During the life of their current winning streak, the Caps have trailed for just over 54 minutes of more than 360 minutes of hockey they've played. Over the course of their first 31 games of the season, the Caps have held the lead for 852:20, tops in the NHL. They've spent 420:01 trailing on the scoreboard this season, the second lowest figure in the circuit.
Half of Washington's 22 wins have come by a single goal, and they are 11-1-5 in one-goal games this season.
The 2019-20 Caps are now 14-2-1 on the road.

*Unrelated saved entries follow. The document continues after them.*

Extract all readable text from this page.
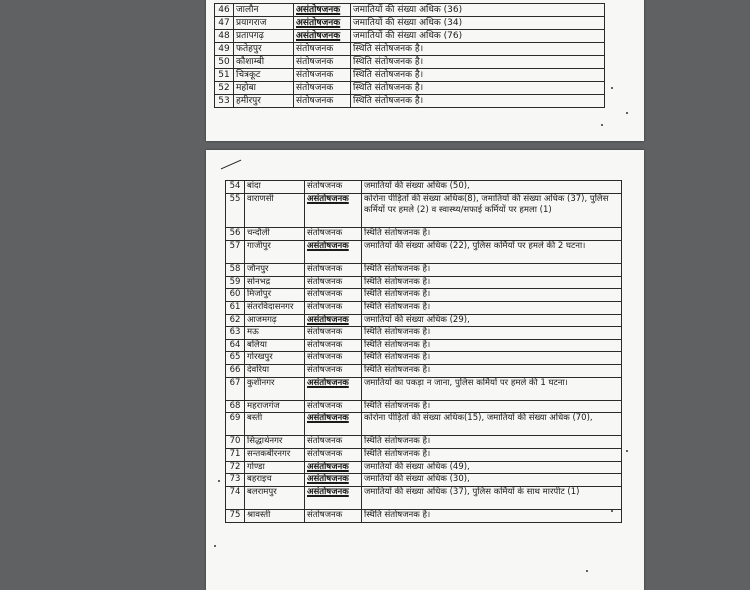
46	जालौन	असंतोषजनक	जमातियों की संख्या अधिक (36)
47	प्रयागराज	असंतोषजनक	जमातियों की संख्या अधिक (34)
48	प्रतापगढ़	असंतोषजनक	जमातियों की संख्या अधिक (76)
49	फतेहपुर	संतोषजनक	स्थिति संतोषजनक है।
50	कौशाम्बी	संतोषजनक	स्थिति संतोषजनक है।
51	चित्रकूट	संतोषजनक	स्थिति संतोषजनक है।
52	महोबा	संतोषजनक	स्थिति संतोषजनक है।
53	हमीरपुर	संतोषजनक	स्थिति संतोषजनक है।
54	बांदा	संतोषजनक	जमातियों की संख्या अधिक (50),
55	वाराणसी	असंतोषजनक	कोरोना पीड़ितों की संख्या अधिक(8), जमातियों की संख्या अधिक (37), पुलिस कर्मियों पर हमले (2) व स्वास्थ्य/सफाई कर्मियों पर हमला (1)
56	चन्दौली	संतोषजनक	स्थिति संतोषजनक है।
57	गाजीपुर	असंतोषजनक	जमातियों की संख्या अधिक (22), पुलिस कर्मियों पर हमले की 2 घटना।
58	जौनपुर	संतोषजनक	स्थिति संतोषजनक है।
59	सोनभद्र	संतोषजनक	स्थिति संतोषजनक है।
60	मिर्जापुर	संतोषजनक	स्थिति संतोषजनक है।
61	संतरविदासनगर	संतोषजनक	स्थिति संतोषजनक है।
62	आजमगढ़	असंतोषजनक	जमातियों की संख्या अधिक (29),
63	मऊ	संतोषजनक	स्थिति संतोषजनक है।
64	बलिया	संतोषजनक	स्थिति संतोषजनक है।
65	गोरखपुर	संतोषजनक	स्थिति संतोषजनक है।
66	देवरिया	संतोषजनक	स्थिति संतोषजनक है।
67	कुशीनगर	असंतोषजनक	जमातियों का पकड़ा न जाना, पुलिस कर्मियों पर हमले की 1 घटना।
68	महराजगंज	संतोषजनक	स्थिति संतोषजनक है।
69	बस्ती	असंतोषजनक	कोरोना पीड़ितों की संख्या अधिक(15), जमातियों की संख्या अधिक (70),
70	सिद्धार्थनगर	संतोषजनक	स्थिति संतोषजनक है।
71	सन्तकबीरनगर	संतोषजनक	स्थिति संतोषजनक है।
72	गोण्डा	असंतोषजनक	जमातियों की संख्या अधिक (49),
73	बहराइच	असंतोषजनक	जमातियों की संख्या अधिक (30),
74	बलरामपुर	असंतोषजनक	जमातियों की संख्या अधिक (37), पुलिस कर्मियों के साथ मारपीट (1)
75	श्रावस्ती	संतोषजनक	स्थिति संतोषजनक है।
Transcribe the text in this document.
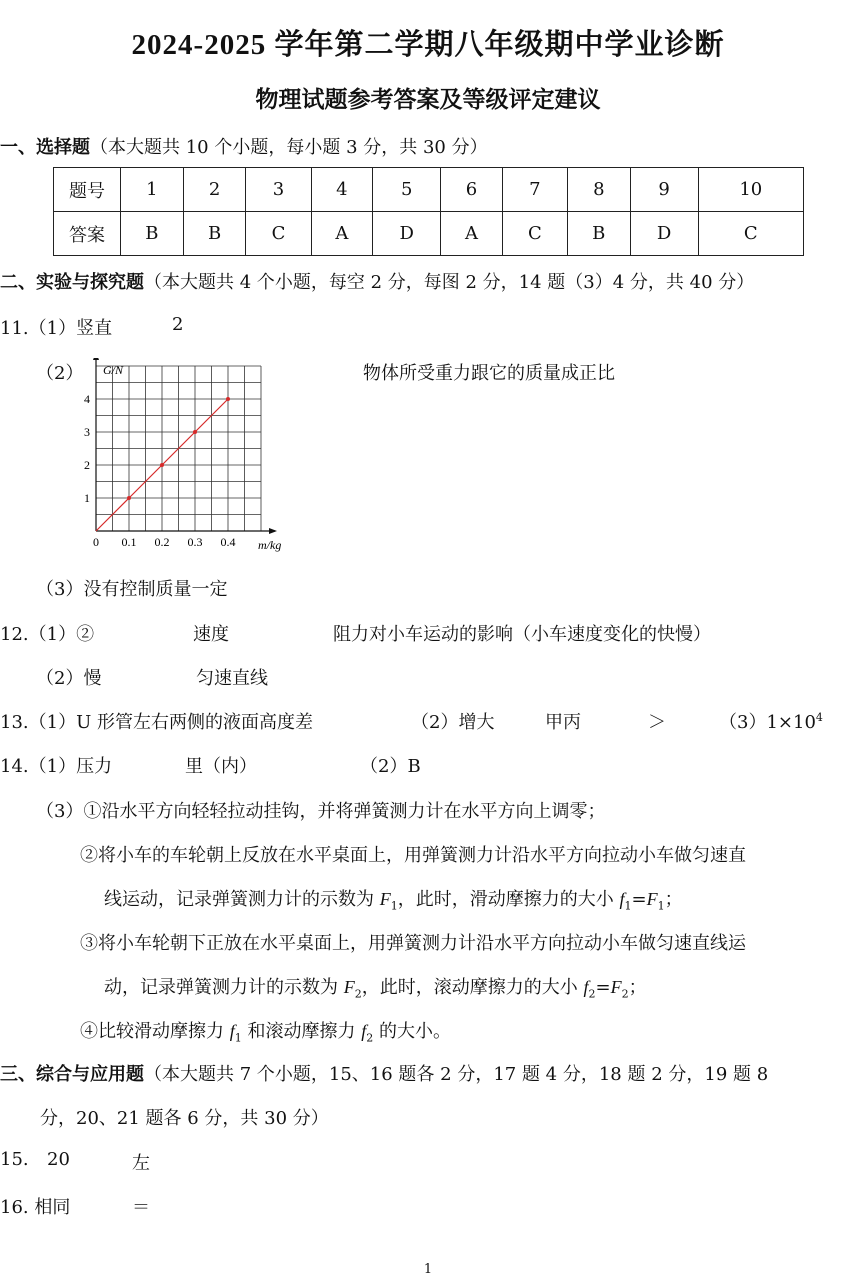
2024-2025 学年第二学期八年级期中学业诊断
物理试题参考答案及等级评定建议
一、选择题（本大题共 10 个小题，每小题 3 分，共 30 分）
题号	1	2	3	4	5	6	7	8	9	10
答案	B	B	C	A	D	A	C	B	D	C
二、实验与探究题（本大题共 4 个小题，每空 2 分，每图 2 分，14 题（3）4 分，共 40 分）
11.（1）竖直	2
（2）	物体所受重力跟它的质量成正比
0 0.1 0.2 0.3 0.4
1
2
3
4
G/N
m/kg
（3）没有控制质量一定
12.（1）②	速度	阻力对小车运动的影响（小车速度变化的快慢）
（2）慢	匀速直线
13.（1）U 形管左右两侧的液面高度差	（2）增大	甲丙	＞	$(3)1\times 10^4$
14.（1）压力	里（内）	（2）B
（3）①沿水平方向轻轻拉动挂钩，并将弹簧测力计在水平方向上调零；
②将小车的车轮朝上反放在水平桌面上，用弹簧测力计沿水平方向拉动小车做匀速直
线运动，记录弹簧测力计的示数为 $F_1$，此时，滑动摩擦力的大小 $f_1=F_1$；
③将小车轮朝下正放在水平桌面上，用弹簧测力计沿水平方向拉动小车做匀速直线运
动，记录弹簧测力计的示数为 $F_2$，此时，滚动摩擦力的大小 $f_2=F_2$；
④比较滑动摩擦力 $f_1$ 和滚动摩擦力 $f_2$ 的大小。
三、综合与应用题（本大题共 7 个小题，15、16 题各 2 分，17 题 4 分，18 题 2 分，19 题 8
分，20、21 题各 6 分，共 30 分）
15. 20	左
16. 相同	＝
1
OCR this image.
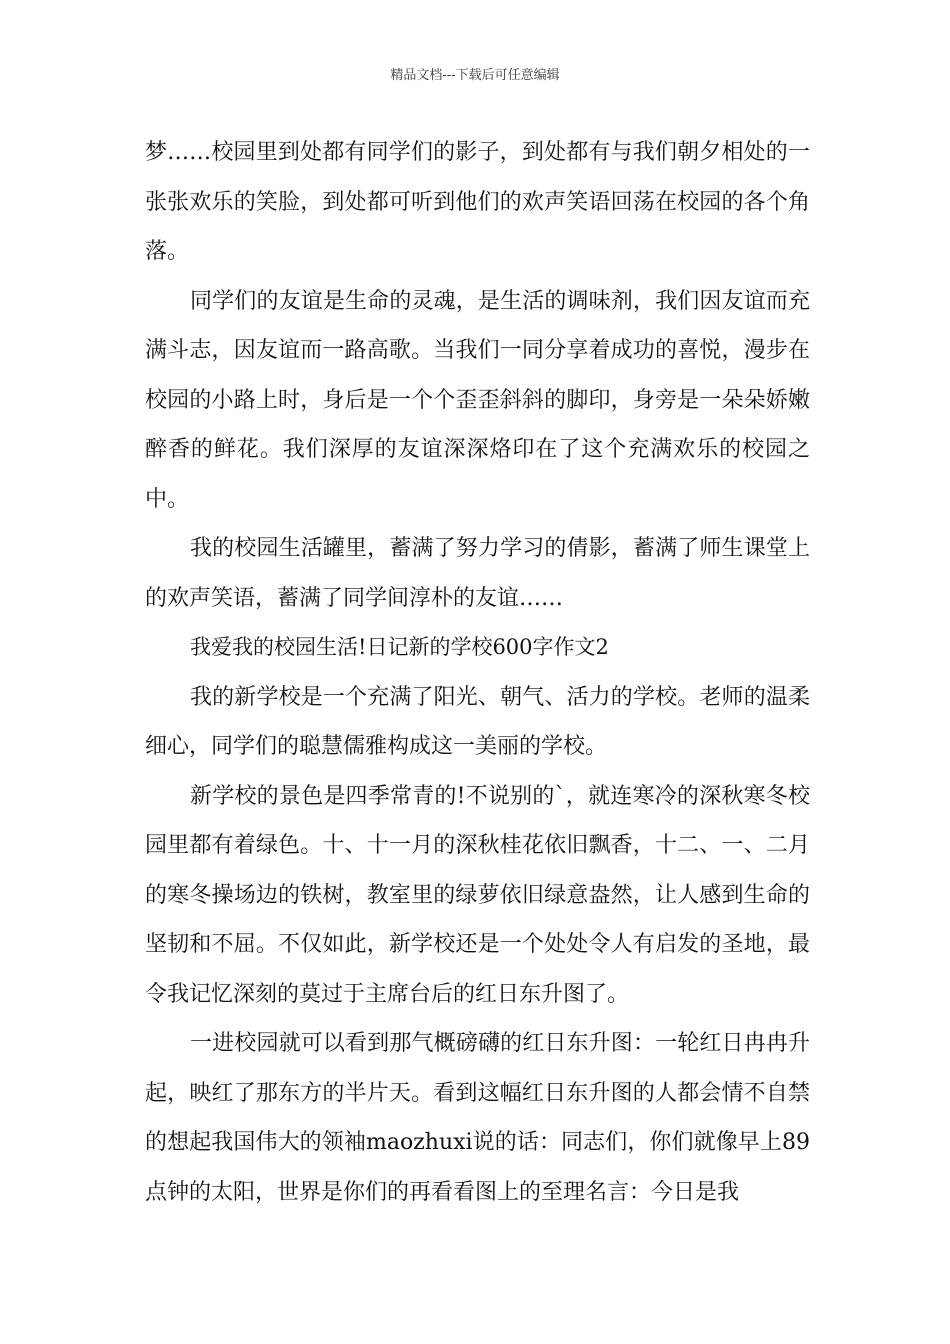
精品文档---下载后可任意编辑

梦……校园里到处都有同学们的影子，到处都有与我们朝夕相处的一张张欢乐的笑脸，到处都可听到他们的欢声笑语回荡在校园的各个角落。

同学们的友谊是生命的灵魂，是生活的调味剂，我们因友谊而充满斗志，因友谊而一路高歌。当我们一同分享着成功的喜悦，漫步在校园的小路上时，身后是一个个歪歪斜斜的脚印，身旁是一朵朵娇嫩醉香的鲜花。我们深厚的友谊深深烙印在了这个充满欢乐的校园之中。

我的校园生活罐里，蓄满了努力学习的倩影，蓄满了师生课堂上的欢声笑语，蓄满了同学间淳朴的友谊……

我爱我的校园生活!日记新的学校600字作文2

我的新学校是一个充满了阳光、朝气、活力的学校。老师的温柔细心，同学们的聪慧儒雅构成这一美丽的学校。

新学校的景色是四季常青的!不说别的`，就连寒冷的深秋寒冬校园里都有着绿色。十、十一月的深秋桂花依旧飘香，十二、一、二月的寒冬操场边的铁树，教室里的绿萝依旧绿意盎然，让人感到生命的坚韧和不屈。不仅如此，新学校还是一个处处令人有启发的圣地，最令我记忆深刻的莫过于主席台后的红日东升图了。

一进校园就可以看到那气概磅礴的红日东升图：一轮红日冉冉升起，映红了那东方的半片天。看到这幅红日东升图的人都会情不自禁的想起我国伟大的领袖maozhuxi说的话：同志们，你们就像早上89点钟的太阳，世界是你们的再看看图上的至理名言：今日是我
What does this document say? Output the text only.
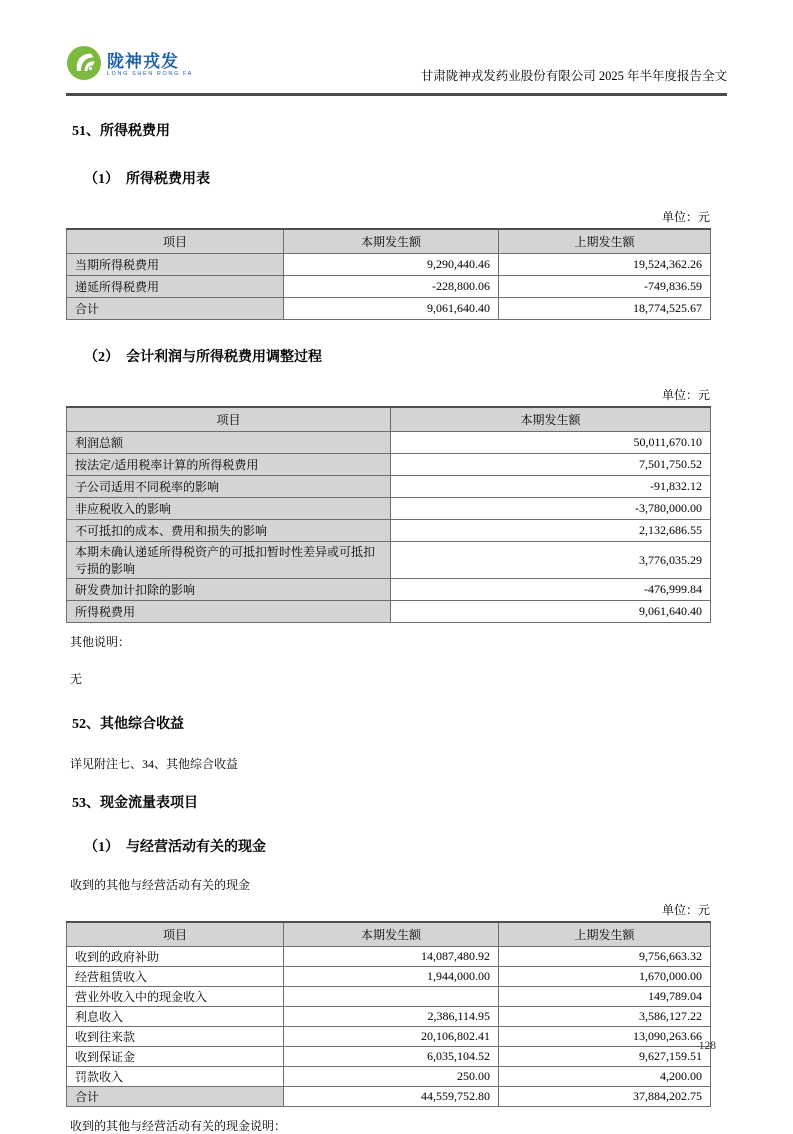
陇神戎发
LONG SHEN RONG FA	甘肃陇神戎发药业股份有限公司 2025 年半年度报告全文
51、所得税费用
（1）　所得税费用表
单位：元
项目	本期发生额	上期发生额
当期所得税费用	9,290,440.46	19,524,362.26
递延所得税费用	-228,800.06	-749,836.59
合计	9,061,640.40	18,774,525.67
（2）　会计利润与所得税费用调整过程
单位：元
项目	本期发生额
利润总额	50,011,670.10
按法定/适用税率计算的所得税费用	7,501,750.52
子公司适用不同税率的影响	-91,832.12
非应税收入的影响	-3,780,000.00
不可抵扣的成本、费用和损失的影响	2,132,686.55
本期未确认递延所得税资产的可抵扣暂时性差异或可抵扣亏损的影响	3,776,035.29
研发费加计扣除的影响	-476,999.84
所得税费用	9,061,640.40
其他说明：
无
52、其他综合收益
详见附注七、34、其他综合收益
53、现金流量表项目
（1）　与经营活动有关的现金
收到的其他与经营活动有关的现金
单位：元
项目	本期发生额	上期发生额
收到的政府补助	14,087,480.92	9,756,663.32
经营租赁收入	1,944,000.00	1,670,000.00
营业外收入中的现金收入		149,789.04
利息收入	2,386,114.95	3,586,127.22
收到往来款	20,106,802.41	13,090,263.66
收到保证金	6,035,104.52	9,627,159.51
罚款收入	250.00	4,200.00
合计	44,559,752.80	37,884,202.75
收到的其他与经营活动有关的现金说明：
128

They've already managed one more road win than the 2005-06 Capitals (13-23-5) managed in the entirety of Alex Ovechkin's rookie season.
Washington is 8-2-3 on home ice in 2019-20, but it is 8-1-2 in its last 11 games in the District.
For the Jackets, Monday night's game marks the second stop on a four-game road trip up and down the Eastern Seaboard (actually, down and up), a journey that began on Saturday night in Florida when they faced former teammate Sergei Bobrovsky for the first time since his offseason signing with the Panthers. Columbus came out on the wrong end of a 4-1 decision in that game.
Saturday's loss is the Jackets' fourth in a row (0-4-0), and they'll be seeking to avoid matching their longest slide of the season on Monday. Columbus had a five-game winless run (0-4-1) from Oct. 26-Nov. 5.
Columbus went all in on the playoffs last season from a personnel standpoint, an admirable and applaudable gambit that got it through the first round with a stunning four-game sweep of the Presidents' Trophy-winning Tampa Bay Lightning. But the Jackets couldn't get past Boston in the second round, bowing out in six games. Over the summer, the team lost Bobrovsky to Florida, Artemi Panarin to the Rangers, and Matt Duchene to Nashville via free agency. In its last two losses, Columbus has fallen to Bobrovsky (33 saves) and the Panthers on Saturday and Panarin (game-winning goal) and the Rangers on Thursday.